O voyeurismo indigente dos turistas que fazem safári humano na Rocinha. Por Kiko Nogueira

Atualizado em 25 de setembro de 2017 às 16:05
Turistas são impedidos de entrar na Rocinha ocupada pelo Exército

Um grupo de vinte turistas franceses foi à Rocinha levado por um profissional da empresa Favela Tour, especializada no ramo.

Por razões óbvias, não puderam entrar. Ficaram na passarela projetada por Oscar Niemeyer tirando fotos e fazendo selfies.

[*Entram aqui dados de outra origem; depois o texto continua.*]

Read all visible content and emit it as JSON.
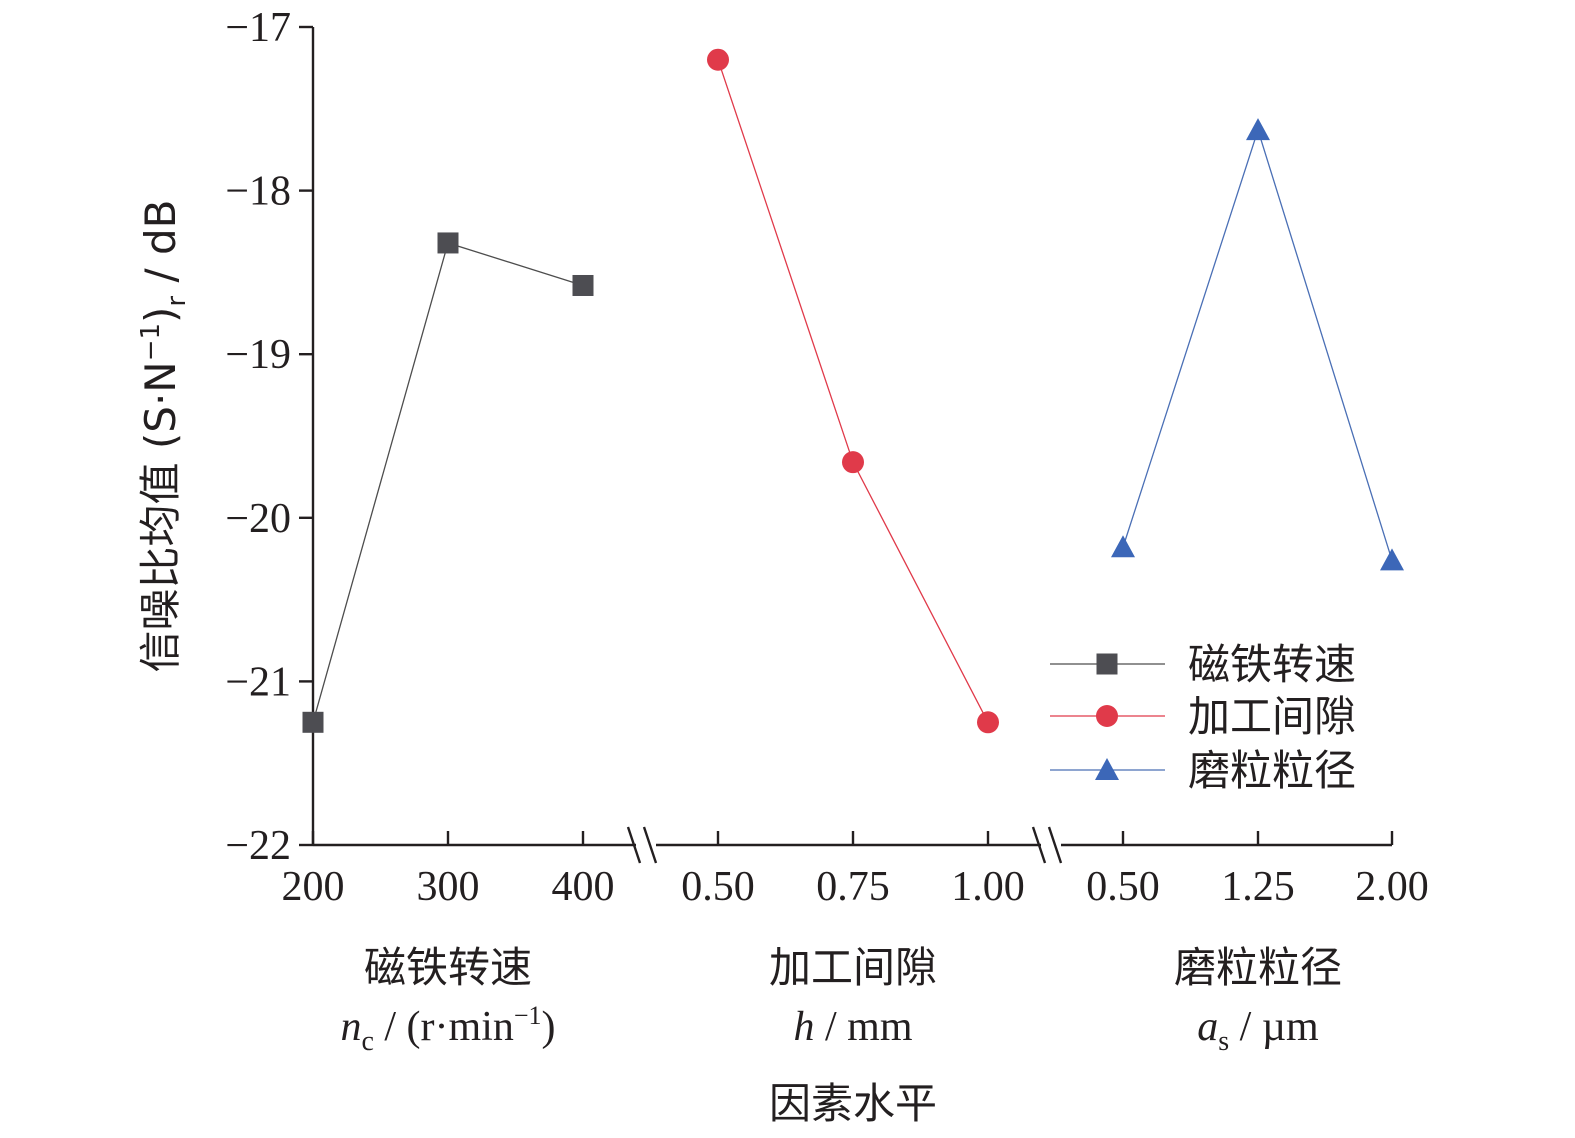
{
  "chart_data": {
    "type": "line",
    "ylabel": {
      "main": "信噪比均值 (S·N",
      "sup": "−1",
      "close": ")",
      "sub": "r",
      "unit": " / dB"
    },
    "ylim": [
      -22,
      -17
    ],
    "yticks": [
      "−17",
      "−18",
      "−19",
      "−20",
      "−21",
      "−22"
    ],
    "yticks_values": [
      -17,
      -18,
      -19,
      -20,
      -21,
      -22
    ],
    "xlabel": "因素水平",
    "axis_break": true,
    "groups": [
      {
        "name": "磁铁转速",
        "unit": {
          "var": "n",
          "sub": "c",
          "rest": " / (r·min",
          "sup": "−1",
          "close": ")"
        },
        "categories": [
          "200",
          "300",
          "400"
        ],
        "values": [
          -21.25,
          -18.32,
          -18.58
        ],
        "color": "#4d4d52",
        "line_color": "#4d4d4d",
        "marker": "square"
      },
      {
        "name": "加工间隙",
        "unit": {
          "var": "h",
          "sub": "",
          "rest": " / mm",
          "sup": "",
          "close": ""
        },
        "categories": [
          "0.50",
          "0.75",
          "1.00"
        ],
        "values": [
          -17.2,
          -19.66,
          -21.25
        ],
        "color": "#e03a4a",
        "line_color": "#e03a4a",
        "marker": "circle"
      },
      {
        "name": "磨粒粒径",
        "unit": {
          "var": "a",
          "sub": "s",
          "rest": " / µm",
          "sup": "",
          "close": ""
        },
        "categories": [
          "0.50",
          "1.25",
          "2.00"
        ],
        "values": [
          -20.18,
          -17.63,
          -20.26
        ],
        "color": "#3c67b8",
        "line_color": "#4a6fb5",
        "marker": "triangle"
      }
    ],
    "legend": {
      "position": "lower-right",
      "entries": [
        "磁铁转速",
        "加工间隙",
        "磨粒粒径"
      ]
    }
  }
}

Segundo o Globo, uma moradora comentou: “É uma sensação estranha! Parece que somos seres de espécie diferente. Nem com um clima desse que estamos vivendo agora os turistas deixam de visitar a Rocinha”.

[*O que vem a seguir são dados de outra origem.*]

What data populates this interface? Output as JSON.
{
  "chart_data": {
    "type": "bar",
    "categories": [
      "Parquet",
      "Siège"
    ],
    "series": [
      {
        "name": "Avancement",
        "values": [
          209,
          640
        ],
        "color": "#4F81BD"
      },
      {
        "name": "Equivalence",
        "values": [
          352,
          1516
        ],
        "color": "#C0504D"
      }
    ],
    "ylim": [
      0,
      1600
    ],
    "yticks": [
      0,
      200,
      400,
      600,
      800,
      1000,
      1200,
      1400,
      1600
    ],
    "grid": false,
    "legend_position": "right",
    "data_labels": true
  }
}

Esse tipo de “turismo” é comum e rende dinheiro. É um safári humano, que mistura voyeurismo com um grau baixo de idiota e falta de empatia.

Na Colômbia, por exemplo, o passeio para as Islas del Rosario, no Caribe, é atravessado por favelas.

Os barqueiros param próximos a um píer numa delas, de onde meninos magros e pobres dos barracos saltam.

Eles nadam até perto da embarcação e gritam: “Amigo, amigo! Dinheiro, amigo! Money!” O pessoal, rindo, arremessa moedas na água.

Quando os garotos não conseguem pegá-las na superfície, eles, bons mergulhadores, um tanto desesperados, vão em busca delas no fundo. Lembram os “peixinhos” do imperador Tibério em Capri.

Os turistas, provavelmente, acham que fazem uma boa ação. Ou não acham nada. Se refletissem, veriam que não passa de um show de humilhação.

A Rocinha tem jipes que perfazem um roteiro organizado por gente da “comunidade”. Tudo com a autorização do tráfico. A África do Sul tem tours no meio da miséria do Cape Flats e para o Soweto, em Johannesburgo.

Existem dezenas de agências especializadas em passeios por “comunidades carentes” do Rio.

Ao invés de elefantes e girafas, as pessoas fotografam gente subindo e descendo as vielas, os bares “pitorescos”, ouvem uma batucada, tomam uma cachaça, procuram sexo.

Ao voltar para casa, o sujeito tem uma história para contar sobre como sobreviveu num dos lugares mais perigosos do mundo. Ou acha que, sei lá, fez antropologia e conheceu o “Brasil real”.

Existe um interesse legítimo em usar o turismo para ajudar. O nome que se deu a isso é “volunturismo”. O viajante se engaja em atividades sociais ou ambientais.

O que é bem diferente de assistir de camarote, com uma câmera na mão, num esquema com traficantes, aos miseráveis, atirando-lhes esmolas como se fossem sardinhas para focas, achando que essa é uma contribuição para um mundo mais bacana, ou só mais uma diversão incluída no pacote.